Saturday, December 16, 2006

India- the global leader

“History loves a paradox, and there can be none greater than a ‘taste of spices’ being responsible for the exploration of our planet. Sovereigns pledged their prestige, and navigators risked their lives, not in the quest of gold or the thirst of power but to redirect the distribution of a few inessential and today almost irrelevant vegetable products. Whether eastward-bound like Vasco da Gama or westward like Christopher Columbus and Ferdinand Magellan, the great renaissance pioneers invariably sailed in search of spices, The discovery of the Americas, of a sea-route round Africa and of that missing link in the world’s circumference that was the Pacific were all incidental to this quest for pungency and flavour. So, by extension were the developments in shipbuilding, navigational science and ballistics that eventually gave the maritime powers of western Europe superiority over other nations and led on to dominion and power.

Ages before da Gama weighed anchor in India, a whiff of spices enticed into unknown waters Pharaonic and Phoenician sea farers, Greco-Roman traders, Indo-Arab merchants, Muslim scholars, Venetian fortune seekers, African adventurers and Chinese emissaries. Just about every maritime pioneer from before the age of Alexander to that of Napoleon had a nose for pungent substances. Thanks to the challenge of sourcing and redirecting these exotic commodities, mankind learned to overcome the fear of the world’s briny wastes.

In the Isthmian age, spices from Indonesia and Malaysia used to land in the tip of the Indian peninsula. Instead of being carried round Cape Comorin or Sri Lanka, they were landed on India’s east (Coromandel) coast and then transported overland to ports on its west (Malabar) coast.

A trail of Roman coin-finds across the peninsula between Madras and Calicut attests the early popularity of this overland short-cut and textual sources appear to confirm it. In the first century BC, Strabo, the greatest of classical geographers, was able to demonstrate some knowledge of India – ‘a nation greater than and more flourishing than any other’ and he knew of Egypt’s trade with the Malabar ports.

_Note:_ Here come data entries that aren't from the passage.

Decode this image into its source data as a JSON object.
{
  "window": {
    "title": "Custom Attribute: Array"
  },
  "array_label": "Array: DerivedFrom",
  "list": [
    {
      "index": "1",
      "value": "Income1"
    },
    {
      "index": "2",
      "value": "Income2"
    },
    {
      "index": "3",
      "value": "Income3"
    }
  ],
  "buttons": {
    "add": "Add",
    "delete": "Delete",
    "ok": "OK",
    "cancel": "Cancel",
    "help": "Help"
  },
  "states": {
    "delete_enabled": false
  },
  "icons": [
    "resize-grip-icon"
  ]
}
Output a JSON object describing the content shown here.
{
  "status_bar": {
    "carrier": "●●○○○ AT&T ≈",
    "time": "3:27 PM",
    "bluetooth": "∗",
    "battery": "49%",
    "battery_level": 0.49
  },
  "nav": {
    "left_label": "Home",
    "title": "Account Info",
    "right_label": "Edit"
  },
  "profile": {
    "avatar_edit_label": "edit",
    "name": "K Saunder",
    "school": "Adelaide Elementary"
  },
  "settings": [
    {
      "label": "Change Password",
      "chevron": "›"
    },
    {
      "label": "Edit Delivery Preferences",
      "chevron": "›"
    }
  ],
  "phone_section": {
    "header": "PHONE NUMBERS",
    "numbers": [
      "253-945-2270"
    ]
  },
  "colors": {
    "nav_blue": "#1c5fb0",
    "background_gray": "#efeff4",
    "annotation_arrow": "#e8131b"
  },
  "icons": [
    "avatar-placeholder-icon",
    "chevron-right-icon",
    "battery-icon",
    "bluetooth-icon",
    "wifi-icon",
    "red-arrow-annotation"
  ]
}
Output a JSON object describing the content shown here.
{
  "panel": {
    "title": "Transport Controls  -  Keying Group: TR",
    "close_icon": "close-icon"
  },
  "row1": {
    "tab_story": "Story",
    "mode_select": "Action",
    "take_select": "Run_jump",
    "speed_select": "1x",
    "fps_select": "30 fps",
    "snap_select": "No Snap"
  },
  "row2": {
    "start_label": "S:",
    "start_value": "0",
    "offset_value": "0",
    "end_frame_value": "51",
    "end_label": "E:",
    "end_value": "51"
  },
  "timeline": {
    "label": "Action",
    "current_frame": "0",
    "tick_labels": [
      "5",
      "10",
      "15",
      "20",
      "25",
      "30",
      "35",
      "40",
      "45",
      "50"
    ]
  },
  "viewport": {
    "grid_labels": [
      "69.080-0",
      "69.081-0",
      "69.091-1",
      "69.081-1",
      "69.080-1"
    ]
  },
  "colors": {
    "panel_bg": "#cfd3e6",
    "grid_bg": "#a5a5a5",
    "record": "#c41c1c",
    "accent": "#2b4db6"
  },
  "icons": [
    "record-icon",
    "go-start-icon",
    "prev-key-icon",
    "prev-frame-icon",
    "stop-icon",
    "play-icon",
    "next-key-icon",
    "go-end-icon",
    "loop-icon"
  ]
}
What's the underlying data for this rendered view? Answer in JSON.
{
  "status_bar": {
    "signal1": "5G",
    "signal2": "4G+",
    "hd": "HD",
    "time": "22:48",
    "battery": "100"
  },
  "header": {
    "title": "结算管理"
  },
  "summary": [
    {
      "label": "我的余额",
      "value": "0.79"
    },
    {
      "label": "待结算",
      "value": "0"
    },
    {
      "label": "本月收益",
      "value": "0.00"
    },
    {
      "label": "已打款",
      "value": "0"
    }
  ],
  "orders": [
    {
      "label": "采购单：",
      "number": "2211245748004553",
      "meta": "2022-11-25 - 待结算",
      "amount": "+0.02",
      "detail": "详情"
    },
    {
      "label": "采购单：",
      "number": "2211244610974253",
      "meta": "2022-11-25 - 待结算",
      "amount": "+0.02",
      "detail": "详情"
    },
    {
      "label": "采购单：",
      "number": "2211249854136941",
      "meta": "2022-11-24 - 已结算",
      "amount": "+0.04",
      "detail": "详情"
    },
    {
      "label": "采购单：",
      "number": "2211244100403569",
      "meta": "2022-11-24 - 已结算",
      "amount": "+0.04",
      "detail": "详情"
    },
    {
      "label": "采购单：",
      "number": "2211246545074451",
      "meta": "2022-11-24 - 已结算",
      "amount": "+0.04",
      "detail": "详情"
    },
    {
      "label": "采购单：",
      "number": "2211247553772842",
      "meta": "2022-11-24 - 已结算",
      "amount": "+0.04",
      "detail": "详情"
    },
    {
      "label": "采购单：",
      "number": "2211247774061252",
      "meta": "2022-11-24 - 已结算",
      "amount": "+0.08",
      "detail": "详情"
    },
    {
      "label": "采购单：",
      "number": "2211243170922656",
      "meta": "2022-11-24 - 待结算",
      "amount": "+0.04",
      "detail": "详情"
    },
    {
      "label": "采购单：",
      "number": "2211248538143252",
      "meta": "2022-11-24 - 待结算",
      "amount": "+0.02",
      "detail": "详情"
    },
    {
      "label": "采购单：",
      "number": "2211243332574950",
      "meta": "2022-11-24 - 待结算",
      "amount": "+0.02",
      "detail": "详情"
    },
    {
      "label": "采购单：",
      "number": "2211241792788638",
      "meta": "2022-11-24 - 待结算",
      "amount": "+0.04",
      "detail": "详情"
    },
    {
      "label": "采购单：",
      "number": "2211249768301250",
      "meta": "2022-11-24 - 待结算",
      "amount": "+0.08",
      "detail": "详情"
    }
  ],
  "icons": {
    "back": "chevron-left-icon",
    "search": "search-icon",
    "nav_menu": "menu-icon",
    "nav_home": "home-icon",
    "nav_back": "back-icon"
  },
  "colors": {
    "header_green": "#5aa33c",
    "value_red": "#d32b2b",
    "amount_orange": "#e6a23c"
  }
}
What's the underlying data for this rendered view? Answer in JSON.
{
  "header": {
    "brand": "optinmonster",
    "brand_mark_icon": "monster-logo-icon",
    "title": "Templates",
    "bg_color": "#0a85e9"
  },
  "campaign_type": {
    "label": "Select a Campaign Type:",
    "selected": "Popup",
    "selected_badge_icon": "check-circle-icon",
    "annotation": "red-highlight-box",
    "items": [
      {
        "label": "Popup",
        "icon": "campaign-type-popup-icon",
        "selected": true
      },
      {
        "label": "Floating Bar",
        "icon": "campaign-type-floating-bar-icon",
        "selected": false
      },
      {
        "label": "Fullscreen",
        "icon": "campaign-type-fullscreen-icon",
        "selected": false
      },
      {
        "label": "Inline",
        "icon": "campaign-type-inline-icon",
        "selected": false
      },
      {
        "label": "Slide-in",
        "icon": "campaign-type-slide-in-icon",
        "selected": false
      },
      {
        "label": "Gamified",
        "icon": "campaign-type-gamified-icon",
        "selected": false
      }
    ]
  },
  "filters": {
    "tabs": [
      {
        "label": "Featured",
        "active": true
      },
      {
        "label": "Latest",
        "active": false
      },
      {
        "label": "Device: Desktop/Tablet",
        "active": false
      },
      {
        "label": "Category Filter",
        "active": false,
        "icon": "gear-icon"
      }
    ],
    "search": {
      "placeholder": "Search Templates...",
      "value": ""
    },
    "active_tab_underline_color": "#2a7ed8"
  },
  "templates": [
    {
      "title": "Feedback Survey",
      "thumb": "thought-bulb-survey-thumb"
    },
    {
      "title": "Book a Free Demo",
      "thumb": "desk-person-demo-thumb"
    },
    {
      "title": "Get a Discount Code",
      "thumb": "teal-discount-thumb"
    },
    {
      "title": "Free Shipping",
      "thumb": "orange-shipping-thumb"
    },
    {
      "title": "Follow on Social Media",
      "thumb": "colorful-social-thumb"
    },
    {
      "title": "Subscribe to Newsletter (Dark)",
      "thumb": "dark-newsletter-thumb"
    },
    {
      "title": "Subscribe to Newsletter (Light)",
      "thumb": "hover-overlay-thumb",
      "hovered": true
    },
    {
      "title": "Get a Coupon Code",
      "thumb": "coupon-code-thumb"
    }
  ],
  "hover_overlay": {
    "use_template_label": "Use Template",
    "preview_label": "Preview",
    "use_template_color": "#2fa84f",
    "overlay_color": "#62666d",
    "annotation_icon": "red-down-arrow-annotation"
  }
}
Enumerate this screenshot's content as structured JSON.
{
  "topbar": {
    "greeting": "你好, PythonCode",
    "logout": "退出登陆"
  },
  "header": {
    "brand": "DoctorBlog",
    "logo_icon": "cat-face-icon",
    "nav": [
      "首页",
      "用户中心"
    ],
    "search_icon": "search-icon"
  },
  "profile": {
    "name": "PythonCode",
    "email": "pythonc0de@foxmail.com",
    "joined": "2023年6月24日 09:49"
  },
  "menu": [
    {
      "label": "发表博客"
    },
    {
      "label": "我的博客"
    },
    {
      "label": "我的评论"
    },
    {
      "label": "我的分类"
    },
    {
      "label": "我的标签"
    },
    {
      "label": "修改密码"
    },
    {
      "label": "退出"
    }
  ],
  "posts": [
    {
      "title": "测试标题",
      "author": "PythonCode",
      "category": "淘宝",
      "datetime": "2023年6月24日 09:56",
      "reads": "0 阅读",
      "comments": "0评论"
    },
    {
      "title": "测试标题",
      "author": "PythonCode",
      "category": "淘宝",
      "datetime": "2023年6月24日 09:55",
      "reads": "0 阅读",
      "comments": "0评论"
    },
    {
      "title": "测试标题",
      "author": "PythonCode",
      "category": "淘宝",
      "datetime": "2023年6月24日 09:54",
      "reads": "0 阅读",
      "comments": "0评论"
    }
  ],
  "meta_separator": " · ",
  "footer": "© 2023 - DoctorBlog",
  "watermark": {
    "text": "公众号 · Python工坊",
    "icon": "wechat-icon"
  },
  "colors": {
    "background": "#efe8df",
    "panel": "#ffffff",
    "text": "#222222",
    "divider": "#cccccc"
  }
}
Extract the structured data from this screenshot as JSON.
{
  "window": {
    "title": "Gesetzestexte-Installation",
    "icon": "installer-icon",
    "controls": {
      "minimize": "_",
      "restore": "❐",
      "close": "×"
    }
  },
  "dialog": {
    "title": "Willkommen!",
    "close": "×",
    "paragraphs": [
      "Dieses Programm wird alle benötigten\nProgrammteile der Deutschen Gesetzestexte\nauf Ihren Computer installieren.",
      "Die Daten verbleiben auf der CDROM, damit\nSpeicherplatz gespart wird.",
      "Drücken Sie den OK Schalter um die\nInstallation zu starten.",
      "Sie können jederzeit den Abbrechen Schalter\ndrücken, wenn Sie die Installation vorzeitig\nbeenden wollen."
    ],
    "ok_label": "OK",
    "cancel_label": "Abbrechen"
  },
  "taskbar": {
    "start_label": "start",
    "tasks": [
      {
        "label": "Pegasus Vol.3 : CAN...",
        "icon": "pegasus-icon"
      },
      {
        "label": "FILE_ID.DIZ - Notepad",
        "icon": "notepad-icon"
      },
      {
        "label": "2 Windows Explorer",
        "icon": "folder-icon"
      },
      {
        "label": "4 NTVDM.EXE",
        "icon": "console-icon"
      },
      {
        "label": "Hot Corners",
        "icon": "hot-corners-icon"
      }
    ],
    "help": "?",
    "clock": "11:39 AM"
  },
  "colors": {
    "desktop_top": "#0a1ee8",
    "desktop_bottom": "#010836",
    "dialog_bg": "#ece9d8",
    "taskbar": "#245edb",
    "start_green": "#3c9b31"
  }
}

In the first century BC, Roman knowledge extended little beyond India’s west coast because that was as far as those who traded under Rome’s auspices ventured. Spices from further afield, like the cloves and nutmegs of the Moluccas or the sandalwood of Timor and camphor of Sumatra, entered the purview of the Roman world only through India’s west coast ports. Yet, the attraction of these ports for the Roman Empire, as for all later visitors from the west, lay not merely in their role as entrepots for the exotic produce of Indonesia, but as producer outlets for the better-known spices of Southern India itself. These included ginger, cardamom, turmeric and above all, black pepper, the mainstay of the spice trade and its only bulk community,

Harvested in the hill forests of south India, loose pepper was shipped from adjacent Malabar ports in such vast quantities, to both west and east. In fact, if Marco Polo may be believed, in the thirteenth century, for every vessel dispatched with pepper to the European market, ten sailed laden for China.

Black pepper had also been the principal Oriental import of the Roman Empire. So many ships sailed from the Red Sea to the Malabar every summer for pepper that it soon ceased to be a luxury and by the 4th century AD, may have been a staple of Roman life. Spices were landed on the African coast of Somalia and then conveyed by camels to the Upper Nile and then by boat down-river to the Mediterranean and Alexandria. From here, the spices were sent to Italy, reshipped to Narbonne to the south of France, repacked for river and road carriage o Flanders, Britain or the Baltic. In its heyday, Rome was the biggest beneficiary of this lucrative trade, but as of about the tenth century, Venice would grow rich and powerful on the proceeds of the spice trade.

It was the dominance of Venice and the stranglehold that they and the Arabs held over the spice movement that originated in India that prompted the Portuguese to seek alternative routes to reach India. The circumnavigation of Africa by Bartholomew Dias in 1480 AD, and the knowledge obtained from Arab sailors that the south-west monsoon winds would propel the sail ships towards India in summer and, the North-East monsoon would provide the return winds, emboldened Vasco da Gama to undertake an expedition to India in 1492 AD, that would eventually bring the country under European rule.”

Much of the text above is extracted from the book, “Spice Route” by John Keay who in the process of tracking the movement of different spices over a period of three millennia has provided a fascinating glimpse into the glorious past of India.

We are used to being told that India began liberalizing and globalizing in 1991, thanks to the far-sightedness of people like P.V.Narasimha Rao and Manmohan Singh. A look into our history tells us how absurd that statement is. Globalisation is not new to India. For much of its history, India has been the undisputed epicenter of the global spice trade, as a major producer and a major entrepot port for spices from Indonesia and beyond. We have had extensive links with China, Indonesia, Arabia and the Romans and have carried on a peaceful, but flourishing trade with both the east and the west, for several centuries.

But, as the mutual funds like to say, past performance is not a guarantee of future results. So, we have had to begin all over again in 1991 to make a mark in the global market. What a shame.